Still, it illustrated an important divide in the culture. While Carryminati and many other YouTubers mock TikTokers in India, the most glaring difference between the users of YouTube and TikTok is the class difference.
TikTok was a platform that required minimal effort in terms of set-up and equipment, allowing people from the most downtrodden areas to use it with few barriers. News analyst Neeraj Rao, belonging to India’s Hindi heartland, who runs the YouTube channel One Indian Voice, said talent isn’t dependent on a single platform, there just needs to be an alternative.
Tuli Bakshi, a postdoctoral researcher from India’s top tech school IIT Bombay and an alumna of IIT Kharagpur, echoed similar sentiment about the replacement for TikTok.
“TikTok was a livelihood and indeed was giving recognition to the working class and they have lost a livelihood and are currently struggling,” she said. While Bakshi appreciates that users were given ample time to save their work, she notes that in this era of technological advancement, an app can be replaced, provided there is an effort.
Building on the sentiment, Leher Sethi, social activist said that TikTok was like an online version of India’s Got Talent minus the judges for the poor/lower class. As Tuli Bakshi and Neeraj Rao agree that there will be some new app that could in future replace TikTok, Leher said that “replacement” should have been made available before TikTok was banned so people could have a smooth transition.

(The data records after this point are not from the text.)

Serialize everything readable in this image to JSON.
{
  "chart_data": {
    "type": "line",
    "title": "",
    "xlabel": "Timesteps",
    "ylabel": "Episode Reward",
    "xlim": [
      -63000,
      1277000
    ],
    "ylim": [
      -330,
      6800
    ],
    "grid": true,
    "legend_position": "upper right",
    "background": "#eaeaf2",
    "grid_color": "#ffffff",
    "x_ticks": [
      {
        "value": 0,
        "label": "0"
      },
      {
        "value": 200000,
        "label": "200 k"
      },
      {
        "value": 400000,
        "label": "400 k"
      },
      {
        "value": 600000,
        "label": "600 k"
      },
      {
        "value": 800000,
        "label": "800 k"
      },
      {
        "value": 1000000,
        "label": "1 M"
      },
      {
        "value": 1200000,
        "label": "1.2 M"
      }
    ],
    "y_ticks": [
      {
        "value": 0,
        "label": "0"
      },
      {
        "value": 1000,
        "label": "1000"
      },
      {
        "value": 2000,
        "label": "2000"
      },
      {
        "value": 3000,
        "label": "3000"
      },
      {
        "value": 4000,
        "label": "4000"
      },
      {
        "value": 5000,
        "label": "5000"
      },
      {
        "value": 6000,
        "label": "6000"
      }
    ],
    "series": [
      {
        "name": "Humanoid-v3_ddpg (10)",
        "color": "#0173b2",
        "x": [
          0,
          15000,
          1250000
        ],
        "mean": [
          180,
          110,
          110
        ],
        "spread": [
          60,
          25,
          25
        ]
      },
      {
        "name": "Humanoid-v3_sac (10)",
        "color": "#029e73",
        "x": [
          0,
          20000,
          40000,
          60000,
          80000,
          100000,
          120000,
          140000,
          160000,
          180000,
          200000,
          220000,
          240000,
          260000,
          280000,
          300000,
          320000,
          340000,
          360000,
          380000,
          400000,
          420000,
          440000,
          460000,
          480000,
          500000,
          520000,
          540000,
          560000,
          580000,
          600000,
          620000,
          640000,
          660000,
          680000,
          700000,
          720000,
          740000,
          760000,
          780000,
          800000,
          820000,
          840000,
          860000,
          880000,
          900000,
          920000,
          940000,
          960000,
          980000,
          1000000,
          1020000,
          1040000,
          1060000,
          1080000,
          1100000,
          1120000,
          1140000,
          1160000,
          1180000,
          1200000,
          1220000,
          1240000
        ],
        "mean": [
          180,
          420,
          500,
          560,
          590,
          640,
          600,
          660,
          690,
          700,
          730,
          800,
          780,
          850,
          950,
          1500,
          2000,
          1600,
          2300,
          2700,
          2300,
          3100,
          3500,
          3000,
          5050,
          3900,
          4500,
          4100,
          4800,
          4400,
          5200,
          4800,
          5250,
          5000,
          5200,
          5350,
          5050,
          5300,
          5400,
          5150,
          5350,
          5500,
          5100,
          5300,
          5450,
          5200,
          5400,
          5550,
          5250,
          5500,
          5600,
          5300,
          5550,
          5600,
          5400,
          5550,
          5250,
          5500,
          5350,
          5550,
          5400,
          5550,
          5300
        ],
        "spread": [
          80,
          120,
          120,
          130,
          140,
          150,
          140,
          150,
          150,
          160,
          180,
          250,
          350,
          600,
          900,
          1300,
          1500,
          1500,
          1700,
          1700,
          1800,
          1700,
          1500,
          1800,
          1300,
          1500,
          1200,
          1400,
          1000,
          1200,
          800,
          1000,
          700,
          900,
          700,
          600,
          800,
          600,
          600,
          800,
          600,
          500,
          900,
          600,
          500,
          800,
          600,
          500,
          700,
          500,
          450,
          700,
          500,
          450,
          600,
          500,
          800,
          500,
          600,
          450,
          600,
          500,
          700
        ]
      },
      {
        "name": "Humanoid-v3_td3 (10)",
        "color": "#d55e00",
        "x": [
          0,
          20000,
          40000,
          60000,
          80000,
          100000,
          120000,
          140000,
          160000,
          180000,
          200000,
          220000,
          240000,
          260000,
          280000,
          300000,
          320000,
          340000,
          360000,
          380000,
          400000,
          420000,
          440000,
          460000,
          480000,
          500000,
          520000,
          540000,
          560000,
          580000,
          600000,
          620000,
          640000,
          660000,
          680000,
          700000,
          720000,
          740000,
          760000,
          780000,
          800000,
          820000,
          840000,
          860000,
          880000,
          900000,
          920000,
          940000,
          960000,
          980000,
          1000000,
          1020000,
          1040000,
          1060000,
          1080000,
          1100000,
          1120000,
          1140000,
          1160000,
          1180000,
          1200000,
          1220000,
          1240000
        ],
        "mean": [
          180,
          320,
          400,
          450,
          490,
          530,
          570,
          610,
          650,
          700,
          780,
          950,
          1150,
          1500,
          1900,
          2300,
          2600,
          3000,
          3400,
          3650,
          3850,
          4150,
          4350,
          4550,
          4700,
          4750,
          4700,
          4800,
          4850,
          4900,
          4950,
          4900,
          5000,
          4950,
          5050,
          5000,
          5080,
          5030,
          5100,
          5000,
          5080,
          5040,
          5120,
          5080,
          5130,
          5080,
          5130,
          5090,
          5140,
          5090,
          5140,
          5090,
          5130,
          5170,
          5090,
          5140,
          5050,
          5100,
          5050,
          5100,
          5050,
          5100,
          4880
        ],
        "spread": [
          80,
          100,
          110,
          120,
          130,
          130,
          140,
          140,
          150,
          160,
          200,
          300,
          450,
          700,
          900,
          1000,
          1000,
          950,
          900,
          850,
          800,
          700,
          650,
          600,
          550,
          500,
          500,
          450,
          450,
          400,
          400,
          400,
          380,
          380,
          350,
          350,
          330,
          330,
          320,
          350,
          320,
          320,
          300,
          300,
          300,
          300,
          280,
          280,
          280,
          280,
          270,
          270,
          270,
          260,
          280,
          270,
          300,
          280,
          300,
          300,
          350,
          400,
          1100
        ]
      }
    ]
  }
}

“That, I feel, would have been a much better way to have done it, instead of this knee jerk reaction,” she said.
Did the TikTok ban hinder or help people?
Regardless of the finesse of creativity, if there were some users from miserable backgrounds that could make a buck in a country that has such high unemployment rates, while entertaining people in hard times, wasn’t that worth it?
Former journalist and current news satirist Akash Banerjee with 1.4 million YouTube subscribers summed up the situation thusly:
“It’s been a month since we lost 20 of our brave in Galwan, latest reports suggest that the Chinese haven’t even moved back completely from the areas they said they would. Meanwhile, besides banning TikTok and a bunch of other Chinese apps, there seems to be no clear roadmap that the government has on how to deal with China.”
Akash suggests India has the option of pressing China over human rights abuses, assault on minority Uyghurs, and its crackdown on students in Hong Kong… but all of this would take a lot of external coordination and internal introspection, compared to TikTokers simply needing to find to find a new home.